Appeal from a decision of the Unemployment Insurance Appeal Board, filed June 13, 2002, which, upon reconsideration, adhered to its prior decision ruling that claimant was entitled to receive unemployment insurance benefits.
Costello, Cooney Fearon, Syracuse (Edward G. Melvin of counsel), for appellant.
James W. Cooper, Warrensburg, for Reeb Millwork Corporation of New York, respondent.
Eliot Spitzer, Attorney General, New York City (Steven Segall of counsel), for Commissioner of Labor, respondent.
Before: Cardona, P.J., Crew III, Peters, Carpinello and, Mugglin, JJ.
MEMORANDUM AND ORDER
Claimant was discharged from his employment as a truck driver following an incident that occurred when his supervisor informed a group of drivers who had just reported for work that certain trucks, including claimant's, had yet to be loaded and that the drivers were needed to assist in loading them. Claimant testified that he did not hear this announcement so he went to his truck where he began entering information in his logbook. His supervisor testified that when he did not see claimant helping in the loading process, he conducted a search and found him sitting in his truck with his head thrown back and his eyes closed. The supervisor assumed that claimant had intentionally ignored his order in favor of taking a nap and again directed him to help load the trucks. Claimant complied but the incident ultimately resulted in the termination of his employment. The Unemployment Insurance Appeal Board ruled that claimant was eligible for unemployment insurance benefits on the ground that the actions that precipitated his discharge did not rise to the level of disqualifying misconduct, prompting this appeal.

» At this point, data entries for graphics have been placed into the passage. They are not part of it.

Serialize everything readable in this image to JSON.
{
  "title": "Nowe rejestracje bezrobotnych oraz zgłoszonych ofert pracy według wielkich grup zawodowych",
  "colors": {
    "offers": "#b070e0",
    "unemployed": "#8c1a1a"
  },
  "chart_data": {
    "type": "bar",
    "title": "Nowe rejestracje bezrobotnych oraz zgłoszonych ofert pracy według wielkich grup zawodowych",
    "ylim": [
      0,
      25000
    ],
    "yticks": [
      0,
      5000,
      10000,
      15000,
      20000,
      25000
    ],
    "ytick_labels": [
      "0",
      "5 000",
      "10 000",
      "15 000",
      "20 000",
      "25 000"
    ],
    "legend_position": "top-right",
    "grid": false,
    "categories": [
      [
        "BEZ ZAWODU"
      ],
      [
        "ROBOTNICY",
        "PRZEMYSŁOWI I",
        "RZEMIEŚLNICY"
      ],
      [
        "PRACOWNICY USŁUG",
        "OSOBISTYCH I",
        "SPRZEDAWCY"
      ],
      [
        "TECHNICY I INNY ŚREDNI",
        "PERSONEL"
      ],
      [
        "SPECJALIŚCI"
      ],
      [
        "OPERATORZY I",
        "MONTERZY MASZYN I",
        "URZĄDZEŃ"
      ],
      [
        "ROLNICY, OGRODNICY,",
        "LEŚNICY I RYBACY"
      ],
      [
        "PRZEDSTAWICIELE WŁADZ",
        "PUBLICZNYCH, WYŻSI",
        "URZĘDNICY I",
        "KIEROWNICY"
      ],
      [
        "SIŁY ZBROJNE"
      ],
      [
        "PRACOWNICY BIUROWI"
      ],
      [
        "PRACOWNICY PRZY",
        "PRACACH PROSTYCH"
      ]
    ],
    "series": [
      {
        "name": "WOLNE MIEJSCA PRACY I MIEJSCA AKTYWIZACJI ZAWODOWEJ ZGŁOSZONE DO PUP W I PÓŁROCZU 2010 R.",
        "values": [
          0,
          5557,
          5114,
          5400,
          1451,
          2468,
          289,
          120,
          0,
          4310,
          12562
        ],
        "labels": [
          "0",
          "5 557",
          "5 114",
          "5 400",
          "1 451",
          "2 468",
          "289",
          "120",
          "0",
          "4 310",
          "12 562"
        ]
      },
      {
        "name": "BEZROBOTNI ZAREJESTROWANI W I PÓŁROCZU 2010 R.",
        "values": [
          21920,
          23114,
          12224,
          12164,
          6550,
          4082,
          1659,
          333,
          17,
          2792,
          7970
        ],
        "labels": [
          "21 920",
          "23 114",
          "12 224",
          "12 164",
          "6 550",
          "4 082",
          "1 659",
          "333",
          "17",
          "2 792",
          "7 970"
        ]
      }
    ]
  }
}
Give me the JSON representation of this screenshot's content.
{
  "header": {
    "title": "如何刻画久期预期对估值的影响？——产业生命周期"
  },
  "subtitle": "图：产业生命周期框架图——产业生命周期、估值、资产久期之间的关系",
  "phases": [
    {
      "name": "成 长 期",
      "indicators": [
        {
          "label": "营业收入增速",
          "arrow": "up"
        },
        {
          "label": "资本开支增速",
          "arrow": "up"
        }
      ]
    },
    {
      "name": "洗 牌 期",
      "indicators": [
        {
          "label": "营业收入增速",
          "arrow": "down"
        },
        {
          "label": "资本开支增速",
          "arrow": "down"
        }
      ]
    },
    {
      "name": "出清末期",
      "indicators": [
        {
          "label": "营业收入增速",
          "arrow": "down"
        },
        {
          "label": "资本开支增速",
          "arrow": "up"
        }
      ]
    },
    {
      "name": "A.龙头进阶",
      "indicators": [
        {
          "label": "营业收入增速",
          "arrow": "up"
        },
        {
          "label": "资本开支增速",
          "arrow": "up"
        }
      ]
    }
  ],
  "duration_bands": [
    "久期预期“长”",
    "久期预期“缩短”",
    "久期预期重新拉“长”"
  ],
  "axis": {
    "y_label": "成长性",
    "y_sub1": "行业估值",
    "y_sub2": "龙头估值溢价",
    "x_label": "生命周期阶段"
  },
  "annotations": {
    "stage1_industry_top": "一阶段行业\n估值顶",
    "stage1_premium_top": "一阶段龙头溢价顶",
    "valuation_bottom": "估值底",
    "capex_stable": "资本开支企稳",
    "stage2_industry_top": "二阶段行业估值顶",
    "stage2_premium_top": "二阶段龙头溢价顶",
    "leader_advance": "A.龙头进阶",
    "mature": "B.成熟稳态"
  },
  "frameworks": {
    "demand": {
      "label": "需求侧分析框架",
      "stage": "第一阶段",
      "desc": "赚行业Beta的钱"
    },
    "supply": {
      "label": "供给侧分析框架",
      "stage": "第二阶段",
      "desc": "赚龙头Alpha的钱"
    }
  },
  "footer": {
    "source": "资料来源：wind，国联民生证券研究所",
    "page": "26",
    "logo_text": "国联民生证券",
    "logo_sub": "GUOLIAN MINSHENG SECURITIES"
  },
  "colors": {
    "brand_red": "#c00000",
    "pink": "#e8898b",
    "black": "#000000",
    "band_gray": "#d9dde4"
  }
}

Whether a claimant is guilty of disqualifying misconduct, within the meaning of the Labor Law, presents a factual issue for resolution by the Board and its decision, so long as it is supported by substantial evidence, will not be disturbed (see Matter of Sipos [Kidspeace Natl. Ctr. of N.Y. — Commissioner of Labor], 296 A.D.2d 747, 748). In this instance, the Board's decision is based on substantial evidence in the form of claimant's testimony that he did not hear the order to help in the loading process and that he was not asleep in his truck when his supervisor found him there. The contrary testimony presented on behalf of the employer presented issues of credibility for resolution by the Board (see Matter of Chilelli [M R Tomato Distrib. — Commissioner of Labor], 306 A.D.2d 668). Inasmuch as substantial evidence supports the decision that claimant was not guilty of disqualifying misconduct, it will not be disturbed. The employer's remaining contentions have been reviewed and found to be without merit.
Cardona, P.J., Crew III, Peters, Carpinello and Mugglin, JJ., concur.
ORDERED that the decision is affirmed, without costs.